Wie ein morgendlicher Tau glitzern die Tentakeln in der Sonne, doch was so schön aussieht ist in Wirklichkeit eine gemeine Klebefalle! Mit seinen unzähligen Klebetropfen auf den Blättern, fängt der Sonnentau zahlreiche Insekten, vor allem Fruchtfliegen, Trauermücken und Schnacken verfangen sich in der Wohnung besonders gerne in seinen Blättern.

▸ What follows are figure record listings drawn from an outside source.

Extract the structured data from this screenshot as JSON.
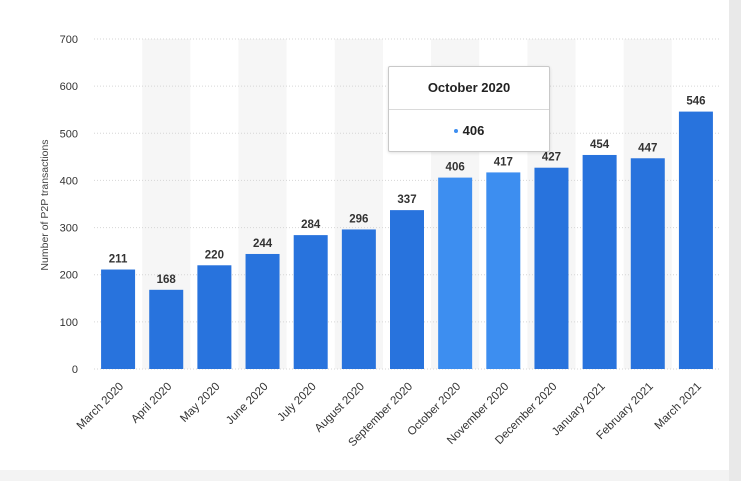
{
  "chart_data": {
    "type": "bar",
    "ylabel": "Number of P2P transactions",
    "xlabel": "",
    "ylim": [
      0,
      700
    ],
    "yticks": [
      0,
      100,
      200,
      300,
      400,
      500,
      600,
      700
    ],
    "grid": true,
    "categories": [
      "March 2020",
      "April 2020",
      "May 2020",
      "June 2020",
      "July 2020",
      "August 2020",
      "September 2020",
      "October 2020",
      "November 2020",
      "December 2020",
      "January 2021",
      "February 2021",
      "March 2021"
    ],
    "values": [
      211,
      168,
      220,
      244,
      284,
      296,
      337,
      406,
      417,
      427,
      454,
      447,
      546
    ],
    "highlighted": [
      "October 2020",
      "November 2020"
    ]
  },
  "colors": {
    "bar": "#2873dd",
    "bar_highlight": "#3d8ef0",
    "tooltip_dot": "#3d8ef0"
  },
  "tooltip": {
    "title": "October 2020",
    "value": "406"
  }
}
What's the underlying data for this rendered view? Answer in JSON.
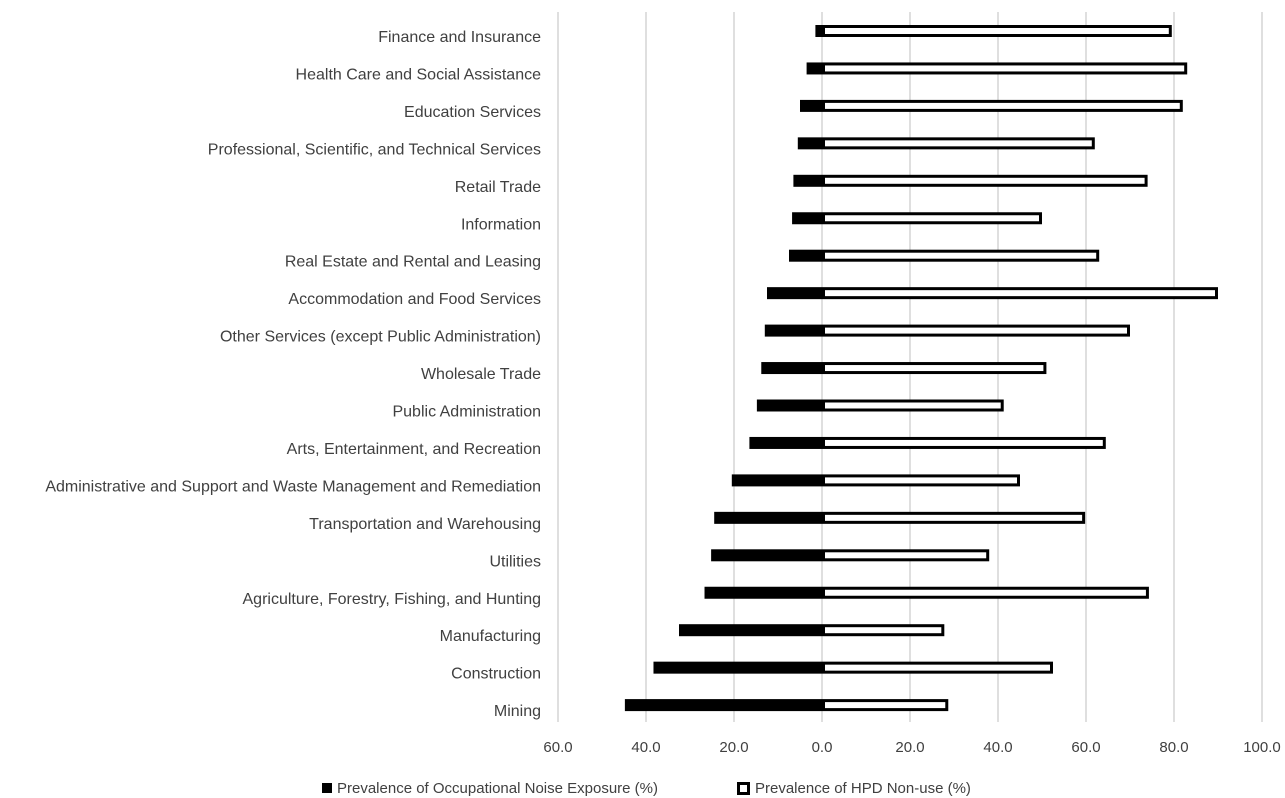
{
  "chart_data": {
    "type": "bar",
    "orientation": "horizontal",
    "grid": true,
    "legend_position": "bottom",
    "xlim": [
      -60,
      100
    ],
    "x_ticks": [
      "60.0",
      "40.0",
      "20.0",
      "0.0",
      "20.0",
      "40.0",
      "60.0",
      "80.0",
      "100.0"
    ],
    "categories": [
      "Finance and Insurance",
      "Health Care and Social Assistance",
      "Education Services",
      "Professional, Scientific, and Technical Services",
      "Retail Trade",
      "Information",
      "Real Estate and Rental and Leasing",
      "Accommodation and Food Services",
      "Other Services (except Public Administration)",
      "Wholesale Trade",
      "Public Administration",
      "Arts, Entertainment, and Recreation",
      "Administrative and Support and Waste Management and Remediation",
      "Transportation and Warehousing",
      "Utilities",
      "Agriculture, Forestry, Fishing, and Hunting",
      "Manufacturing",
      "Construction",
      "Mining"
    ],
    "series": [
      {
        "name": "Prevalence of Occupational Noise Exposure (%)",
        "color": "#000000",
        "style": "filled",
        "direction": "left",
        "values": [
          1.5,
          3.5,
          5.0,
          5.5,
          6.5,
          6.8,
          7.5,
          12.5,
          13.0,
          13.8,
          14.8,
          16.5,
          20.5,
          24.5,
          25.2,
          26.7,
          32.5,
          38.3,
          44.8
        ]
      },
      {
        "name": "Prevalence of HPD Non-use (%)",
        "color": "#000000",
        "style": "outline",
        "direction": "right",
        "values": [
          79.5,
          83.0,
          82.0,
          62.0,
          74.0,
          50.0,
          63.0,
          90.0,
          70.0,
          51.0,
          41.3,
          64.5,
          45.0,
          59.8,
          38.0,
          74.3,
          27.8,
          52.5,
          28.7
        ]
      }
    ]
  }
}
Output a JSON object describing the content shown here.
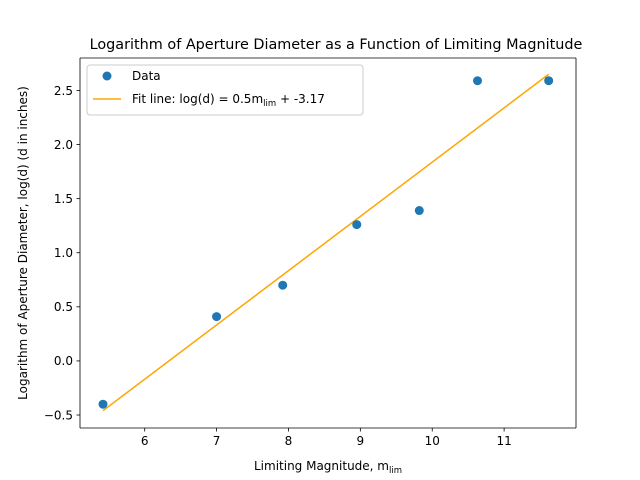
{
  "chart_data": {
    "type": "scatter",
    "title": "Logarithm of Aperture Diameter as a Function of Limiting Magnitude",
    "xlabel": {
      "main": "Limiting Magnitude, m",
      "sub": "lim"
    },
    "ylabel": "Logarithm of Aperture Diameter, log(d) (d in inches)",
    "xlim": [
      5.1,
      12.0
    ],
    "ylim": [
      -0.62,
      2.8
    ],
    "xticks": [
      6,
      7,
      8,
      9,
      10,
      11
    ],
    "xtick_labels": [
      "6",
      "7",
      "8",
      "9",
      "10",
      "11"
    ],
    "yticks": [
      -0.5,
      0.0,
      0.5,
      1.0,
      1.5,
      2.0,
      2.5
    ],
    "ytick_labels": [
      "−0.5",
      "0.0",
      "0.5",
      "1.0",
      "1.5",
      "2.0",
      "2.5"
    ],
    "grid": false,
    "legend_position": "top-left",
    "series": [
      {
        "name": "Data",
        "kind": "scatter",
        "color": "#1f77b4",
        "x": [
          5.42,
          7.0,
          7.92,
          8.95,
          9.82,
          10.63,
          11.62
        ],
        "y": [
          -0.4,
          0.41,
          0.7,
          1.26,
          1.39,
          2.59,
          2.59
        ]
      },
      {
        "name": "Fit line: log(d) = 0.5m",
        "name_sub": "lim",
        "name_suffix": " + -3.17",
        "kind": "line",
        "color": "#ffa500",
        "x": [
          5.42,
          11.62
        ],
        "y": [
          -0.46,
          2.65
        ]
      }
    ]
  }
}
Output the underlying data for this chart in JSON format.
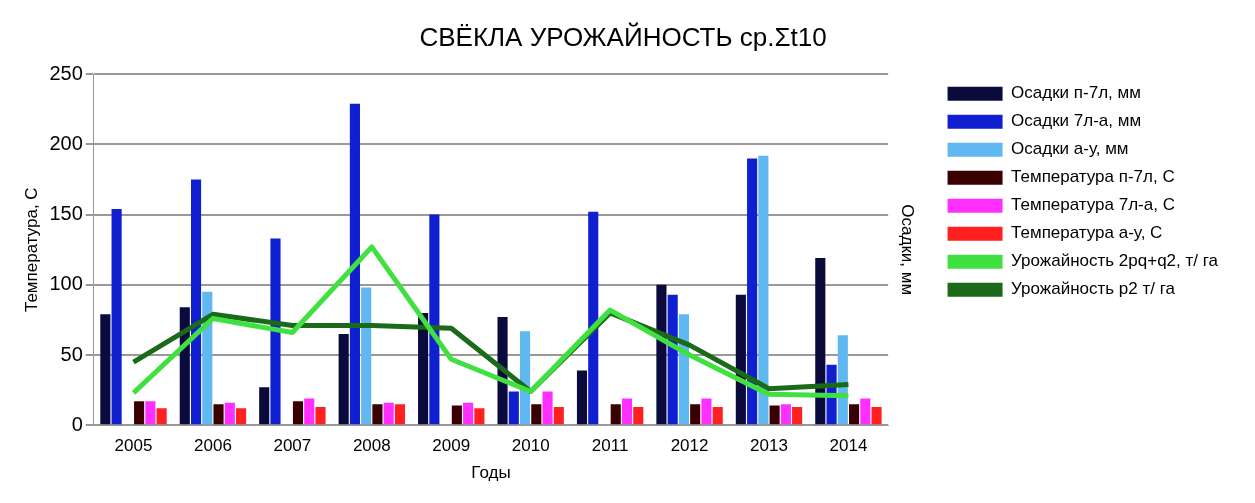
{
  "chart_data": {
    "type": "bar",
    "title": "СВЁКЛА УРОЖАЙНОСТЬ ср.Σt10",
    "xlabel": "Годы",
    "ylabel": "Температура, С",
    "y2label": "Осадки, мм",
    "categories": [
      "2005",
      "2006",
      "2007",
      "2008",
      "2009",
      "2010",
      "2011",
      "2012",
      "2013",
      "2014"
    ],
    "series": [
      {
        "name": "Осадки п-7л, мм",
        "color": "#0a0a3c",
        "values": [
          79,
          84,
          27,
          65,
          80,
          77,
          39,
          100,
          93,
          119
        ]
      },
      {
        "name": "Осадки 7л-а, мм",
        "color": "#1020d0",
        "values": [
          154,
          175,
          133,
          229,
          150,
          24,
          152,
          93,
          190,
          43
        ]
      },
      {
        "name": "Осадки а-у, мм",
        "color": "#60b8f0",
        "values": [
          null,
          95,
          null,
          98,
          null,
          67,
          null,
          79,
          192,
          64
        ]
      },
      {
        "name": "Температура п-7л, С",
        "color": "#3a0000",
        "values": [
          17,
          15,
          17,
          15,
          14,
          15,
          15,
          15,
          14,
          15
        ]
      },
      {
        "name": "Температура 7л-а, С",
        "color": "#ff30ff",
        "values": [
          17,
          16,
          19,
          16,
          16,
          24,
          19,
          19,
          15,
          19
        ]
      },
      {
        "name": "Температура а-у, С",
        "color": "#ff2020",
        "values": [
          12,
          12,
          13,
          15,
          12,
          13,
          13,
          13,
          13,
          13
        ]
      },
      {
        "name": "Урожайность 2pq+q2, т/ га",
        "type": "line",
        "color": "#40e040",
        "values": [
          23,
          76,
          66,
          127,
          47,
          24,
          82,
          50,
          22,
          21
        ]
      },
      {
        "name": "Урожайность p2 т/ га",
        "type": "line",
        "color": "#1a6a1a",
        "values": [
          45,
          79,
          71,
          71,
          69,
          24,
          80,
          57,
          26,
          29
        ]
      }
    ],
    "ylim": [
      0,
      250
    ],
    "yticks": [
      0,
      50,
      100,
      150,
      200,
      250
    ],
    "grid": "y",
    "legend": "right",
    "marker": "none"
  }
}
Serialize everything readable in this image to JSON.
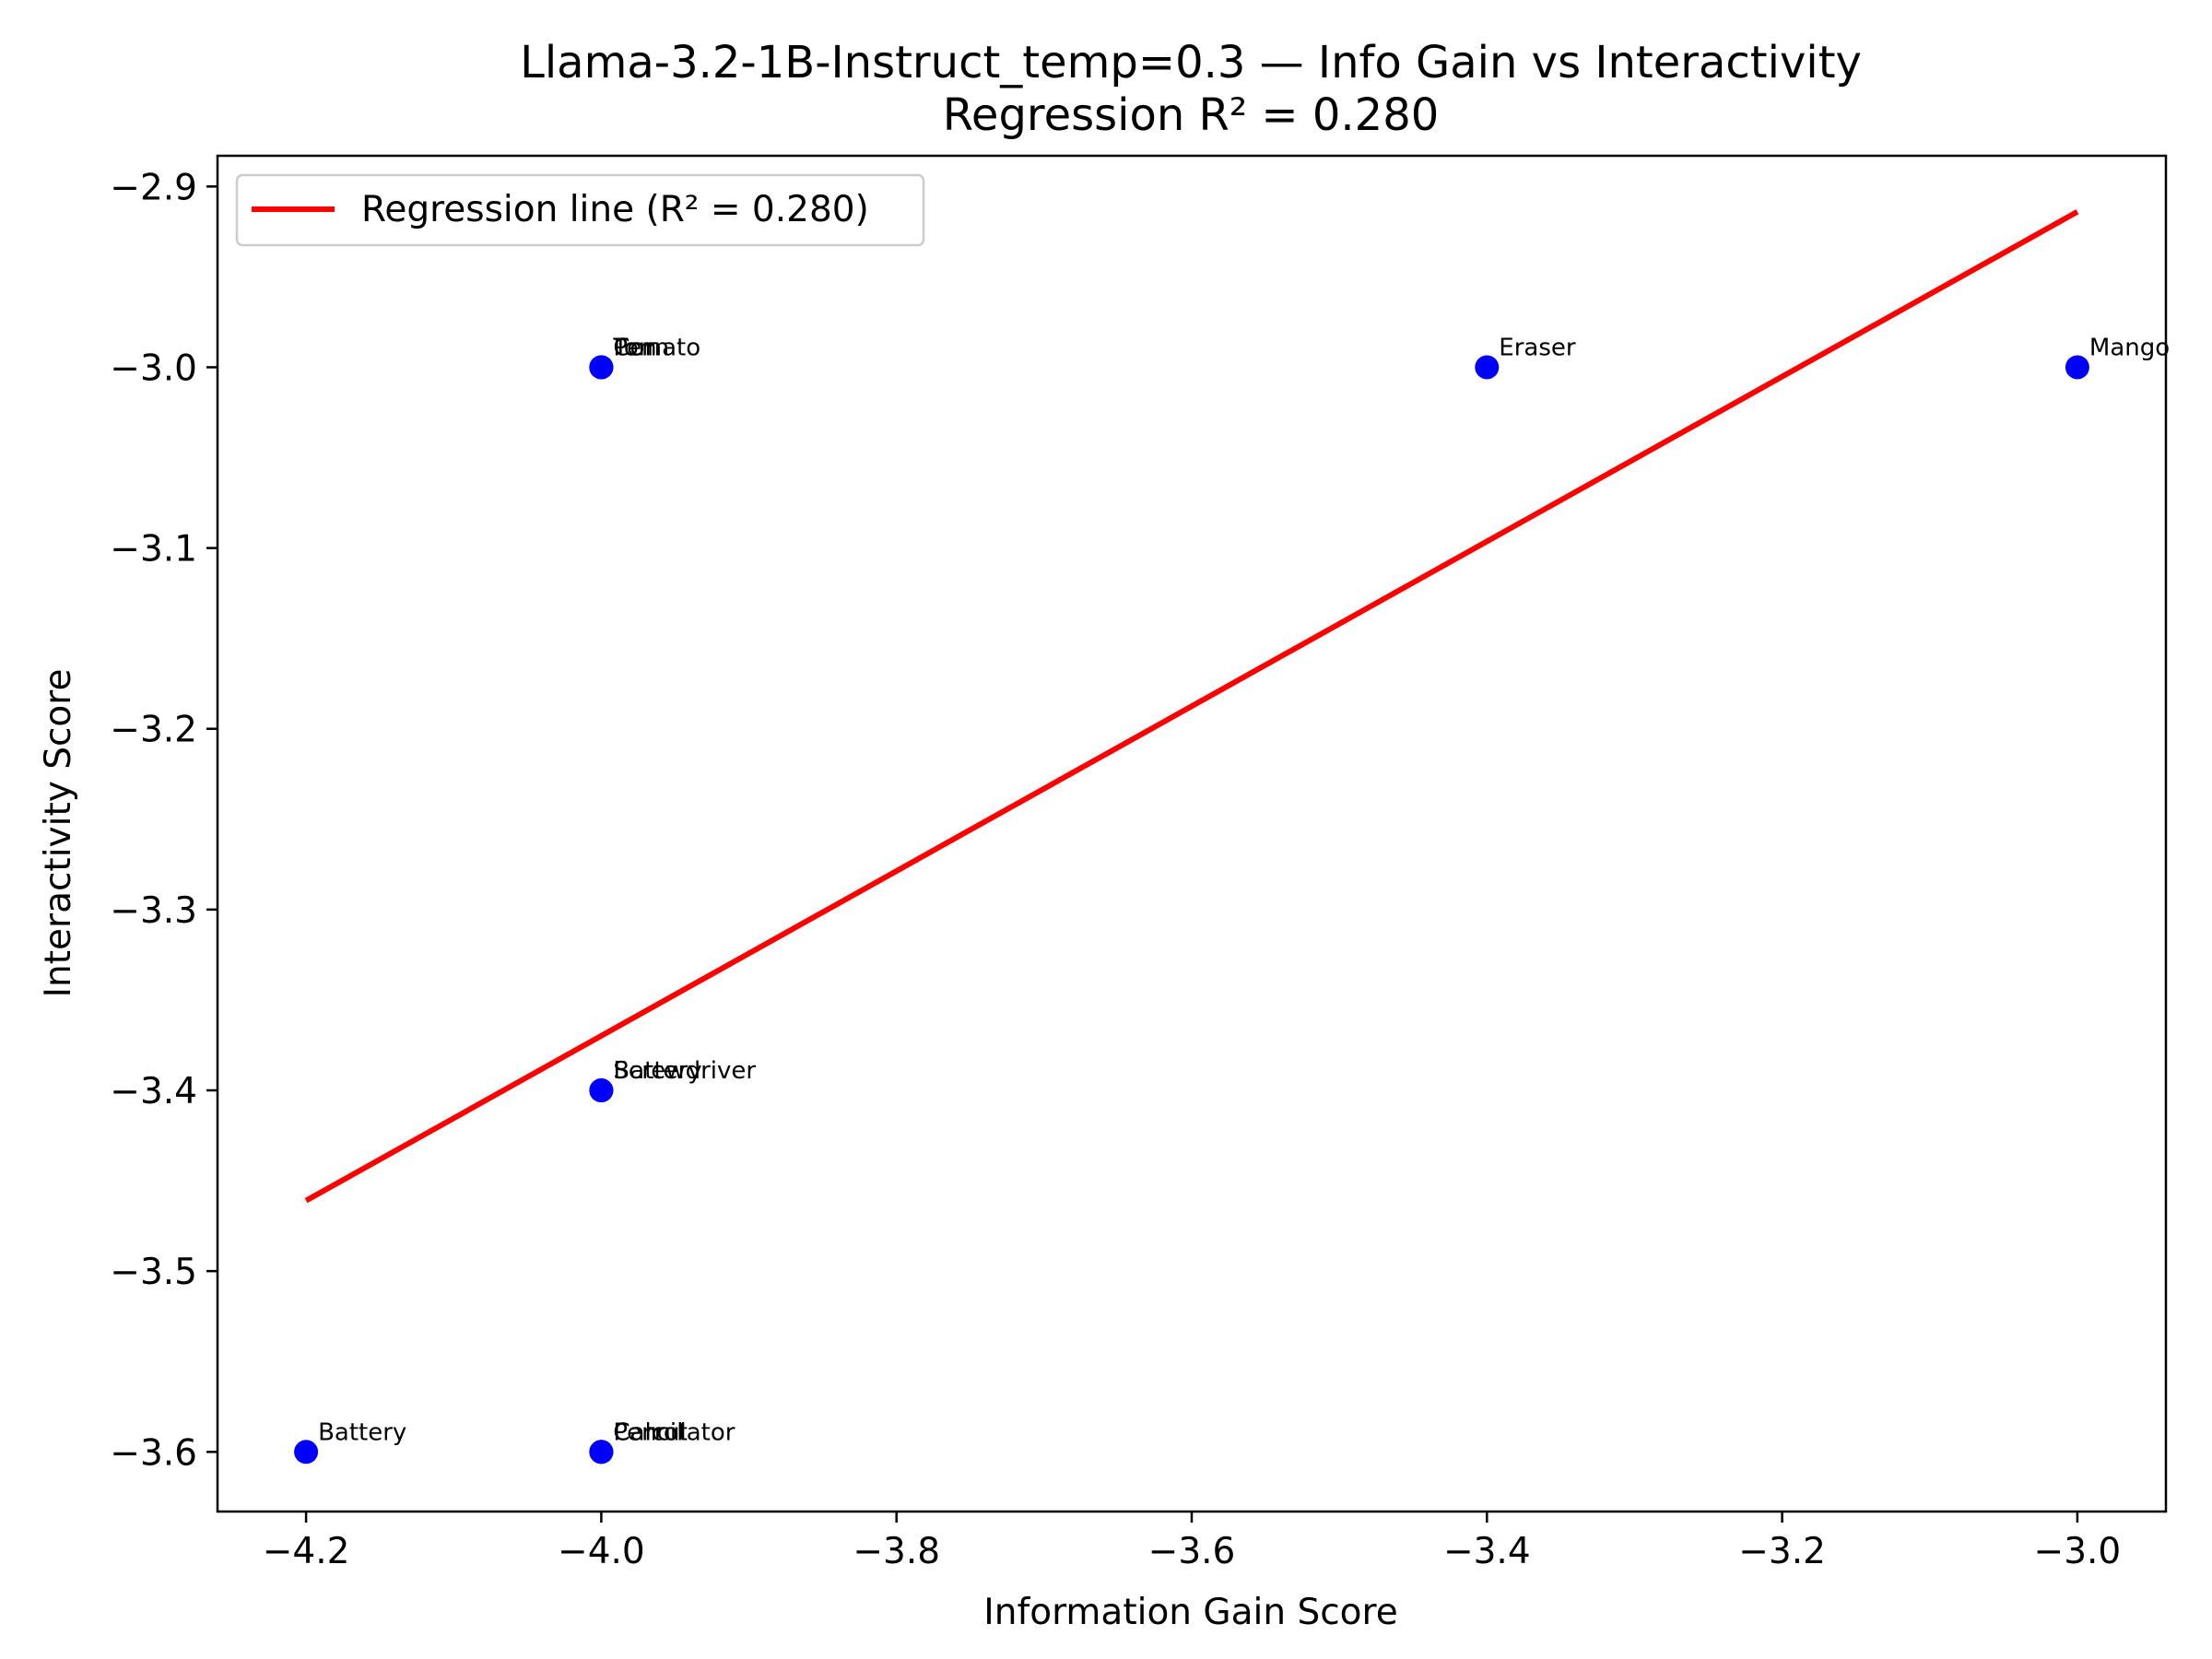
{
  "chart_data": {
    "type": "scatter",
    "title": "Llama-3.2-1B-Instruct_temp=0.3 — Info Gain vs Interactivity",
    "subtitle": "Regression R² = 0.280",
    "xlabel": "Information Gain Score",
    "ylabel": "Interactivity Score",
    "xlim": [
      -4.26,
      -2.94
    ],
    "ylim": [
      -3.633,
      -2.883
    ],
    "xticks": [
      -4.2,
      -4.0,
      -3.8,
      -3.6,
      -3.4,
      -3.2,
      -3.0
    ],
    "xtick_labels": [
      "−4.2",
      "−4.0",
      "−3.8",
      "−3.6",
      "−3.4",
      "−3.2",
      "−3.0"
    ],
    "yticks": [
      -2.9,
      -3.0,
      -3.1,
      -3.2,
      -3.3,
      -3.4,
      -3.5,
      -3.6
    ],
    "ytick_labels": [
      "−2.9",
      "−3.0",
      "−3.1",
      "−3.2",
      "−3.3",
      "−3.4",
      "−3.5",
      "−3.6"
    ],
    "points": [
      {
        "label": "Tomato",
        "x": -4.0,
        "y": -3.0
      },
      {
        "label": "Pen",
        "x": -4.0,
        "y": -3.0
      },
      {
        "label": "Corn",
        "x": -4.0,
        "y": -3.0
      },
      {
        "label": "Eraser",
        "x": -3.4,
        "y": -3.0
      },
      {
        "label": "Mango",
        "x": -3.0,
        "y": -3.0
      },
      {
        "label": "Screwdriver",
        "x": -4.0,
        "y": -3.4
      },
      {
        "label": "Battery",
        "x": -4.0,
        "y": -3.4
      },
      {
        "label": "Battery",
        "x": -4.2,
        "y": -3.6
      },
      {
        "label": "Calculator",
        "x": -4.0,
        "y": -3.6
      },
      {
        "label": "Pencil",
        "x": -4.0,
        "y": -3.6
      },
      {
        "label": "Carrot",
        "x": -4.0,
        "y": -3.6
      }
    ],
    "regression": {
      "x": [
        -4.2,
        -3.0
      ],
      "y": [
        -3.461,
        -2.914
      ],
      "r2": 0.28
    },
    "legend": {
      "label": "Regression line (R² = 0.280)",
      "position": "upper-left"
    },
    "grid": false,
    "colors": {
      "points": "#0000ff",
      "regression": "#ff0000"
    }
  }
}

Sein Verbreitungsgebiet erstreckt sich weltweit, von den Tropen, über nasse Moore bis hin zu Sandwüsten. Auch in Deutschland gibt es drei einheimische Arten (anglica, intermedia und rotundifolia) die vor allem in unseren sauren Mooren wachsen.

Diese und viele der Nordamerikanischen Arten (filiformis, linearis) können alle ins Moorbeet gepflanzt werden und sind voll winterhart.
Einmal angesiedelt, verbreiten sie sich schnell über Samen durch das ganze Beet und bilden so schöne `Teppiche´ aus die in der Sonne nur so glitzern.

Viele andere Arten (adelae, binata, capensis, spathulata, …) lassen sich problemlos das ganze Jahr über an einem sonnigen Standort am Fensterbrett kultivieren. Eine Winterruhe kann gemacht werden, ist aber nicht zwingend erforderlich.
Mit ihren stark klebrigen Blättern hat sich der Sonnentau als sehr effektive Fruchtfliegenfalle bewährt, gerne kann man die Pflanze auch mal zwei, drei Tage an die Obstschale stellen um so die Plagegeister alle los zu werden, danach aber wieder unbedingt zurück ans helle Fenster stellen.
Gegossen wird im Anstauverfahren, also den Topf in einen Untersetzer stellen, indem sich immer ca. 2 cm hoch Regenwasser befindet.
Als Substrat empfehlen wir unsere spezielle Karnivorenerde.
Düngen sollte man die Pflanze nicht denn die gefangenen Insekten liefern genug Nahrung und versorgen die Pflanze so mit Zusatznährstoffen.

Viele Arten bilden das ganze Jahr über mehrere Blütenstände aus und bringen zumeist kleine weiße, rosa- oder lilafarbene Blüten hervor.

In unserer Gärtnerei haben wir diverse winterharte Arten für das Moorbeet, sowie einige Arten für die Fensterbank in unserem Sortiment.